During initialization, the std library says every string object starts out with a value. if not provided during initialization, it is empty.

std::cin >> name; — reads from ‘std::cin’ into ‘name’. The >> reads in a string from standard input and stores into object ‘name’. When we ask library to read a string, it begins by discarding whitespace characters from input, then reads the characters into ‘name’ until another whitespace or EOF is encountered.

The input operation has another side effect: causes the prompt (which asks for user’s name) to appear on computer’s output device. In general, the i/o library saves its output in a buffer used to optimize output operations. Because it takes lots of time to write to an output, most systems avoid writing in response to each output request, and a buffer is used to accumulate characters to be written, and flushes the buffer to output many operations at once, only when necessary.

3 events cause a flush:

  1. buffer is full: automatic flush.
  2. library asks to read fom std input stream: buffer automatically flushed.
  3. explicit request to flush.

The ‘std::endl’ is an explicit request to flush buffer: system forced to write output stream immediately. Flushing should be done at opportune moments. Otherwise, some of program’s output might languish in buffer for a while before you see it.

1.2 Framing a name

Let’s make an elaborate greeting.

/*fancy greeting program*/
#include <iostream>
#include <string>
using namespace std;

int main(){
  cout << "Please enter your first name:";   string name;   cin >> name;

  //build the message
  const string greeting = "Hello," + name + "!";

  //build the second and fourth lines of output
  const string spaces(greeting.size(),' ');
  const string second= "*" + spaces + "*";

  //build first and fifth lines of output
  const string first(second.size(),'*');

  //write it
  cout << endl;
  cout << first << endl;
  cout << second << endl;
  cout << "*" << greeting << "*" << endl;
  cout << second << endl;
  cout << first << std::endl;

  return 0;

The program first asks for name, similar to previous program.

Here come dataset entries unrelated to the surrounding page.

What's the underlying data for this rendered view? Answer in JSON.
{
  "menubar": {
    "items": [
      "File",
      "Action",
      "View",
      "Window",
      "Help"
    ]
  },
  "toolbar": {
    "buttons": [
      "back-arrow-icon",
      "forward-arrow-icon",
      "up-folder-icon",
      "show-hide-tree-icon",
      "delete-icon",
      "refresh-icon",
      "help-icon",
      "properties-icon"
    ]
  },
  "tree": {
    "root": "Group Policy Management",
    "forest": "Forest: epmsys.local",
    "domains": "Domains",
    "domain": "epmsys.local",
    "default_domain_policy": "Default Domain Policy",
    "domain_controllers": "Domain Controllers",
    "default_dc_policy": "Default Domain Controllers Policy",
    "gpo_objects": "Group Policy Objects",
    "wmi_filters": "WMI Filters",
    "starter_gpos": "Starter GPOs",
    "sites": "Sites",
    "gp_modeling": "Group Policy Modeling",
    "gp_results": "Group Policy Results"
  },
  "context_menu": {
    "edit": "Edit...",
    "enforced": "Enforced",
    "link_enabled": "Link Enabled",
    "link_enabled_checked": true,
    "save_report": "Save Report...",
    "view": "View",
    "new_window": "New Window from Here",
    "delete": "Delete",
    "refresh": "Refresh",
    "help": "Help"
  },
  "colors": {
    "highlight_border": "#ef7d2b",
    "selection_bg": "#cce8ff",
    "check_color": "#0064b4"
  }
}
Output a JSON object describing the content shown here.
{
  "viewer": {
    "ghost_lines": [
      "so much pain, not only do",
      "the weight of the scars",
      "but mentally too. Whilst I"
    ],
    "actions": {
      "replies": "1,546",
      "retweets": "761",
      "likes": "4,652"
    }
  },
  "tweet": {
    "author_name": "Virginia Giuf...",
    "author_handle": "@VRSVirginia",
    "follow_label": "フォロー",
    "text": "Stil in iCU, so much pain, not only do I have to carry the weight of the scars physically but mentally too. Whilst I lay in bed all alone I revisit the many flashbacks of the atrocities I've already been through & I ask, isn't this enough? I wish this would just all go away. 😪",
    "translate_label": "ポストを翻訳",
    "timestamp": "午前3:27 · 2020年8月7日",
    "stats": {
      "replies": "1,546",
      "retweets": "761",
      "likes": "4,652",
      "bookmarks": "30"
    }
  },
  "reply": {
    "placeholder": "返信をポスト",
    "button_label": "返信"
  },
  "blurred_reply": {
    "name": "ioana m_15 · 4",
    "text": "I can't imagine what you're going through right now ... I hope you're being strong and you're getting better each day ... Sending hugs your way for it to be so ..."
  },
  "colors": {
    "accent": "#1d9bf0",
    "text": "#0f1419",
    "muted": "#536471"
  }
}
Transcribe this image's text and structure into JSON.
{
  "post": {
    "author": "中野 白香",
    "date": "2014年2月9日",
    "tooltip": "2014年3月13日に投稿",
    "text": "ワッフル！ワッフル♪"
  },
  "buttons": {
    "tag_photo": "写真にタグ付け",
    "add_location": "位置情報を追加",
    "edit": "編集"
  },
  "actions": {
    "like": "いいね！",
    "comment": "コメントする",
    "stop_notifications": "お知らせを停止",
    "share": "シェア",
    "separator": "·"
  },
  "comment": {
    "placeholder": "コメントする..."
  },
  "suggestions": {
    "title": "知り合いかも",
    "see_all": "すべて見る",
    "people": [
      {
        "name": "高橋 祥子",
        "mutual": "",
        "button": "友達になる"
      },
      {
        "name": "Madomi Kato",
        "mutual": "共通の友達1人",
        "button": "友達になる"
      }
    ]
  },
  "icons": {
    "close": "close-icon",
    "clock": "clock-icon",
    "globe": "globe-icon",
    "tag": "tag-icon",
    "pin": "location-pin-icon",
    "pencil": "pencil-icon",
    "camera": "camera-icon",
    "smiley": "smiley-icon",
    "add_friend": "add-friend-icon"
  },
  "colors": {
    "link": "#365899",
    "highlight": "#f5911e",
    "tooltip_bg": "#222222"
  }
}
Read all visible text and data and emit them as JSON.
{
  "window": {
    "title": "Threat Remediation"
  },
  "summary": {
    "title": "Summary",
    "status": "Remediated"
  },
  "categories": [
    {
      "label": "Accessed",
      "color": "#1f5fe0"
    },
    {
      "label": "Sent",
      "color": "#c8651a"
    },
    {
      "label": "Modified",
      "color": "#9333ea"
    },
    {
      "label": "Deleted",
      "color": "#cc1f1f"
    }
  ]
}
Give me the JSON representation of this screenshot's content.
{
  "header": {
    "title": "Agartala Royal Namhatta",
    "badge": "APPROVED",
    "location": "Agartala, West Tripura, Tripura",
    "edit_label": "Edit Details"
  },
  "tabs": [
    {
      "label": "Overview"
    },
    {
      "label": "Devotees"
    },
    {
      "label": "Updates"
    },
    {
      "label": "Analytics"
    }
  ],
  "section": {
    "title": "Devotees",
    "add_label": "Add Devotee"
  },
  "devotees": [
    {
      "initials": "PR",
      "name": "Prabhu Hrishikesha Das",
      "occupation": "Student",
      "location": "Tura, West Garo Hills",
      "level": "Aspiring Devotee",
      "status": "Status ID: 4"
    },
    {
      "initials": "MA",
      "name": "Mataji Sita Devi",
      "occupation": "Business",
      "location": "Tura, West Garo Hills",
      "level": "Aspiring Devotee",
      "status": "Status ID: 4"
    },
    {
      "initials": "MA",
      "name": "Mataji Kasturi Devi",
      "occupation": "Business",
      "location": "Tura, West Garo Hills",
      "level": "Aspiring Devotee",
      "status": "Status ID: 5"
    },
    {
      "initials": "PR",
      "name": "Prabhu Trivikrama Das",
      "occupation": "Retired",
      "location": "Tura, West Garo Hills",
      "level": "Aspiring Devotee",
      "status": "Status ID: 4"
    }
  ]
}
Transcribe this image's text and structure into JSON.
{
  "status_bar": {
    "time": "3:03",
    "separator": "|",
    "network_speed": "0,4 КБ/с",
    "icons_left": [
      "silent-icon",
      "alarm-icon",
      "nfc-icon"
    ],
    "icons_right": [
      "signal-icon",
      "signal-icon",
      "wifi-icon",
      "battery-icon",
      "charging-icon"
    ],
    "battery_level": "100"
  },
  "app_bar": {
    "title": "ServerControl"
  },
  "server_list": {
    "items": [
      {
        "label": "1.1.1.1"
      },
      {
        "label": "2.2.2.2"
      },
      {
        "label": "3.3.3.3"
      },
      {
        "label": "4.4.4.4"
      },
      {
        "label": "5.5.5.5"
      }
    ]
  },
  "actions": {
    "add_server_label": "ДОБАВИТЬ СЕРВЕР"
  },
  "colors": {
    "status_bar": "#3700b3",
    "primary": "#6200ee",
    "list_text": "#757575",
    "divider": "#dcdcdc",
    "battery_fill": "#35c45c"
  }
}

Variable ‘greeting’ will contain message. then variable ‘spaces’ contains as many spaces as number of chars in greeting, and this variable is then used to define a variable named ‘second’ (second line of output). then variable ‘first’ is created with as many ‘*’ characters as number of characters in ‘second’. 3 new ideas

1)We can give a variable’s value as we define it by using an ‘=’ symbol during declaration. If the variable and value have different types, the implementation will convert the initial value to type of the variable. (eg strings and string literals. see ch 10.2)

2)We can use + to concatenate a string and a string literal or two strings. can’t concatenate two string literals. We see that the ‘+’ symbol means different here than in ‘4+7’. When an operator has different meanings for operands of different types, we say that the operator is overloaded.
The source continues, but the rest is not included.